MPR kemudian akan mengadakan sidang istimewa untuk membahas usulan pemakzulan tersebut. Keputusan MPR untuk memberhentikan atau tidak memberhentikan Wakil Presiden harus berdasarkan pada persyaratan dan prosedur yang telah ditetapkan dalam hukum. Keputusan MPR bersifat final dan mengikat.
Surat Usulan Pemakzulan dan Reaksi Pihak Terkait
Surat usulan pemakzulan yang diajukan oleh Forum Purnawirawan Prajurit TNI ditujukan kepada Ketua MPR dan Ketua DPR. Surat tersebut ditandatangani oleh sejumlah purnawirawan tinggi TNI, termasuk Jenderal TNI Purn. Fachrul Razi, Marsekal TNI Purn. Hanafi Asnan, Jenderal TNI Purn. Tyasno Soedarto, dan Laksamana TNI Purn. Slamet Soebijanto. Surat tertanggal 26 Mei 2025 ini menjadi pemicu proses yang masih menunggu perkembangan selanjutnya.
Wakil Ketua MPR RI Bambang Wuryanto sebelumnya menyatakan bahwa belum ada rapat pimpinan MPR untuk membahas surat tersebut. “Begini kalau ada surat resmi masuk, ya pimpinan MPR itu ‘kan masuknya ke sekretariat. Di sekretariat itu kalau itu dianggap penting, baru dilakukan rapim, rapat pimpinan MPR untuk memutuskan bagaimana terhadap masukan surat tersebut begitu. Nah, ini rapimnya belum ada,” kata Bambang Pacul.
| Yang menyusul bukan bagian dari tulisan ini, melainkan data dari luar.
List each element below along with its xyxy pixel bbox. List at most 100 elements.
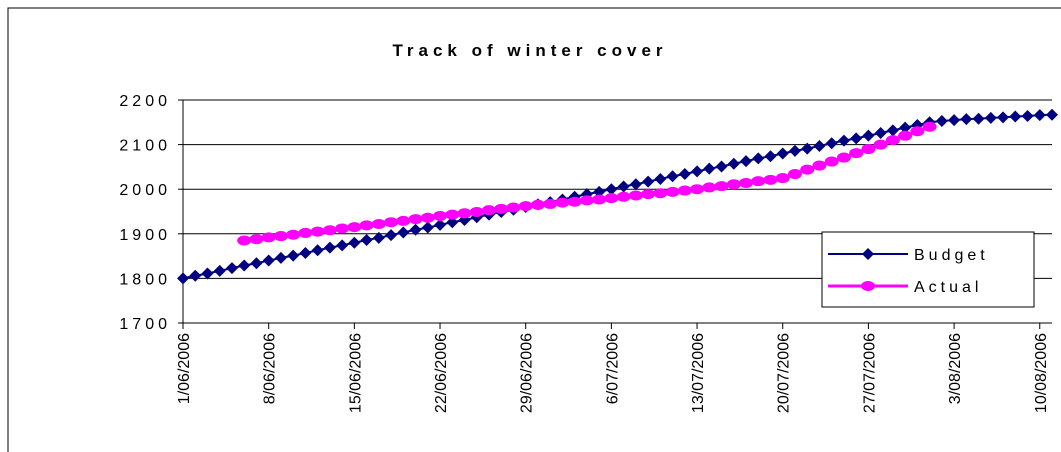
data-point [752,152,765,165]
data-point [899,121,912,134]
data-point [372,231,385,244]
y-tick-label: 1700 [119,316,171,333]
data-point [311,244,324,257]
y-tick-label: 2100 [119,138,171,155]
data-point [824,156,839,167]
x-tick-label: 13/07/2006 [690,333,707,413]
x-tick-label: 1/06/2006 [176,333,193,404]
chart-title: Track of winter cover [392,41,667,60]
data-point [287,249,300,262]
data-point [997,111,1010,124]
data-point [787,169,802,180]
data-point [543,198,558,209]
x-tick-label: 27/07/2006 [861,333,878,413]
data-point [825,137,838,150]
data-point [384,217,399,228]
data-point [298,227,313,238]
data-point [616,191,631,202]
data-point [347,222,362,233]
data-point [396,215,411,226]
data-point [751,176,766,187]
data-point [873,139,888,150]
data-point [262,254,275,267]
data-point [775,173,790,184]
data-point [592,194,607,205]
data-point [776,147,789,160]
data-point [420,212,435,223]
data-point [739,177,754,188]
data-point [605,183,618,196]
data-point [238,259,251,272]
data-point [677,185,692,196]
data-point [593,185,606,198]
y-tick-label: 2200 [119,93,171,110]
data-point [948,114,961,127]
y-tick-label: 2000 [119,182,171,199]
data-point [886,124,899,137]
x-tick-label: 29/06/2006 [519,333,536,413]
data-point [910,126,925,137]
data-point [984,111,997,124]
data-point [628,190,643,201]
data-point [849,148,864,159]
data-point [446,216,459,229]
data-point [885,135,900,146]
data-point [286,229,301,240]
data-point [469,206,484,217]
data-point [299,246,312,259]
data-point [273,231,288,242]
data-point [506,202,521,213]
data-point [177,272,189,285]
data-point [360,234,373,247]
data-point [960,113,973,126]
data-point [666,170,679,183]
data-point [850,132,863,145]
data-point [861,144,876,155]
data-point [1046,108,1058,121]
data-point [642,175,655,188]
data-point [371,218,386,229]
y-tick-label: 1900 [119,227,171,244]
data-point [740,155,753,168]
data-point [322,225,337,236]
data-point [922,121,937,132]
data-point [434,218,447,231]
data-point [727,157,740,170]
data-point [715,160,728,173]
data-point [714,181,729,192]
data-point [837,134,850,147]
x-tick-label: 15/06/2006 [347,333,364,413]
data-point [579,195,594,206]
data-point [629,178,642,191]
data-point [665,186,680,197]
data-point [481,205,496,216]
data-point [691,165,704,178]
data-point [409,223,422,236]
data-point [678,168,691,181]
data-point [703,162,716,175]
data-point [862,129,875,142]
data-point [348,236,361,249]
legend-marker [862,248,874,260]
data-point [836,152,851,163]
data-point [494,203,509,214]
legend-marker [861,281,875,291]
data-point [201,267,214,280]
data-point [813,139,826,152]
data-point [237,235,252,246]
data-point [874,127,887,140]
x-tick-label: 10/08/2006 [1033,333,1050,413]
data-point [800,164,815,175]
x-tick-label: 3/08/2006 [947,333,964,404]
y-tick-label: 1800 [119,271,171,288]
data-point [518,201,533,212]
data-point [1009,110,1022,123]
data-point [567,196,582,207]
data-point [213,264,226,277]
data-point [764,150,777,163]
data-point [433,210,448,221]
data-point [812,160,827,171]
data-point [530,199,545,210]
data-point [604,193,619,204]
Kondisi reses parlemen saat ini menyebabkan proses tersebut tertunda. Meskipun surat telah sampai, proses lanjutan masih menunggu dimulainya masa sidang DPR dan selanjutnya akan berlanjut ke MPR jika DPR menyetujui usulan tersebut. “Apa pun keputusannya ‘kan DPR lebih dahulu. Setelah itu, baru ke MK (Mahkamah Konstitusi), MK balik ke DPR, DPR baru ke MPR. Jadi, masih panjang itu ya,” tambah HNW.
Proses pemakzulan Wakil Presiden merupakan proses yang panjang, kompleks, dan memerlukan kajian hukum yang mendalam. Proses ini akan terus menjadi sorotan publik hingga ada keputusan final dari lembaga terkait.